1. Preference for Volatile Assets: Some traders prefer using volatile assets like Bitcoin as collateral, aligning with their belief in the asset’s long-term potential. This approach allows them to avoid holding stablecoins, even during trades.

2. Bitcoin Maximalism: Bitcoin maximalists, who favor Bitcoin over other cryptocurrencies, find coin margin futures appealing. By using Bitcoin as collateral, they can benefit from price movements while avoiding exposure to stablecoins.

3. Compounding Gains: When taking a long position using coin margin futures, the gains are compounded. As the percentage points on the contract are based on the US dollar pair, a move in favor results in both the underlying asset (Bitcoin) and additional satoshis gaining value.

Limitations of Coin Margin Futures

Depreciating Collateral in Short Positions: The downside of coin margin futures becomes apparent when taking short positions. In this scenario, traders receive payouts in an asset (Bitcoin) that is depreciating in value. This can diminish the profitability of short trades.

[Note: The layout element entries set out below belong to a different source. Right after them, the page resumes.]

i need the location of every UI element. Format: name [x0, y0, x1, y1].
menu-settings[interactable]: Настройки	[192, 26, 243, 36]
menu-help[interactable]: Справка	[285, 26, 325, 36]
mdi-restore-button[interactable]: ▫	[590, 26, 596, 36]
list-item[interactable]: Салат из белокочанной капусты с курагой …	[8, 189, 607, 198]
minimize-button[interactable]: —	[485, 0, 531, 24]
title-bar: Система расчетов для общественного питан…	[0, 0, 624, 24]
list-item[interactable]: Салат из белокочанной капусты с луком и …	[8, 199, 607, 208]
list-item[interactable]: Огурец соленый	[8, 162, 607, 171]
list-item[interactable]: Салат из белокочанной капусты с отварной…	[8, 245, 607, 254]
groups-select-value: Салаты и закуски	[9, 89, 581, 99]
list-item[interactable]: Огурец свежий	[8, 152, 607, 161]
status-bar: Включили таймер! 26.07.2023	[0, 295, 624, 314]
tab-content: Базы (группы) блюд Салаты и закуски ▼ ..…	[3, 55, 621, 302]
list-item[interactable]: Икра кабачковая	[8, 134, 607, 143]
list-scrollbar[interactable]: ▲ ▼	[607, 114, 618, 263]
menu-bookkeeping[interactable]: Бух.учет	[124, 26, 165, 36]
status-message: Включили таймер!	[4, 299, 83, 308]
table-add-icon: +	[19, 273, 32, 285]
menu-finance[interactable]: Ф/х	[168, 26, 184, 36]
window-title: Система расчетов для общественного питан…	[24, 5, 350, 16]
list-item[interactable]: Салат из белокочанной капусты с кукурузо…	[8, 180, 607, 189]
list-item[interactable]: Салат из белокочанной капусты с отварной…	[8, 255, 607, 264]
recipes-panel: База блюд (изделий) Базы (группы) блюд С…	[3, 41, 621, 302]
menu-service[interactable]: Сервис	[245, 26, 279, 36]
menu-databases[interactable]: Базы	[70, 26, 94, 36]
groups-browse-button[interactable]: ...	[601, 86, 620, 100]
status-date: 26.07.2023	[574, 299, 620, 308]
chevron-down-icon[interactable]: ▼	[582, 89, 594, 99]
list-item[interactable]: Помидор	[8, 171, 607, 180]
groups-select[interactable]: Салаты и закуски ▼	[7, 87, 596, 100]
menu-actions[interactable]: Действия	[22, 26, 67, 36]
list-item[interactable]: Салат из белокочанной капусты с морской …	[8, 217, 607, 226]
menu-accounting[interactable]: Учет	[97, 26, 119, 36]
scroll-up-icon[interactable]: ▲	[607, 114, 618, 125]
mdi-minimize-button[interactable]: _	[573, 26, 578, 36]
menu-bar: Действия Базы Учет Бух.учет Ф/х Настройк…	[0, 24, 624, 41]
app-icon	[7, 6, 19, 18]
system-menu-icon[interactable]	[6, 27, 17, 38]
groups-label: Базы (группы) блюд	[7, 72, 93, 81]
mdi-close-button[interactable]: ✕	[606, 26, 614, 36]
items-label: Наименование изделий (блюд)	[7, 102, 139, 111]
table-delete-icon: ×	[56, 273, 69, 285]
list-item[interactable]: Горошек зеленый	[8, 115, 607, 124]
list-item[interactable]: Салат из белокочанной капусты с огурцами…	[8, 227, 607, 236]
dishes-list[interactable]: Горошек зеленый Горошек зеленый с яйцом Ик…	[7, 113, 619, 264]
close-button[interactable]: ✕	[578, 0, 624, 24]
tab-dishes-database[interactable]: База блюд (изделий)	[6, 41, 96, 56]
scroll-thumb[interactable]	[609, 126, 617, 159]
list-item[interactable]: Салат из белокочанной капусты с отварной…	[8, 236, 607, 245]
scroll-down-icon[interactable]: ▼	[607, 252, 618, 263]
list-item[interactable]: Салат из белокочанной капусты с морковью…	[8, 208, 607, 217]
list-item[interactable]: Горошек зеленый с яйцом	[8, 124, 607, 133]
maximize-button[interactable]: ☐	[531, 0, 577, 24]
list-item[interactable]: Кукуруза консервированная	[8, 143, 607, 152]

Trading Coin Margin Futures on a Crypto Exchange

1. Transferring Collateral

  • Navigate to the wallet section on the Exchange.
  • Select the transfer button and choose the spot account.
  • Transfer the desired amount of Bitcoin to the coin-margined futures account.

2. Accessing Coin Margin Futures

  • Go to the trade section and select coin margin futures for Bitcoin.
  • Choose the desired leverage, such as 20x.
  • Decide on a long or short position based on market analysis.

3. Executing the Trade

  • Initiate trade by selecting the market price for instant execution.
  • Confirm the trade details and execute the order.

Wrapping Up

Trading Coin Margin Futures offers a unique approach for users who prefer using volatile assets like Bitcoin and Ethereum as collateral. While Coin Margin Futures are not currently offered on LBank Exchange, users can leverage put USDT Margin Futures to take advantage of the market regardless of its movements. However, as with any form of trading, it is essential for traders to do their own research, stay informed about market conditions, and trade responsibly.

Disclaimer: The opinions expressed in this blog are solely those of the writer and not of this platform.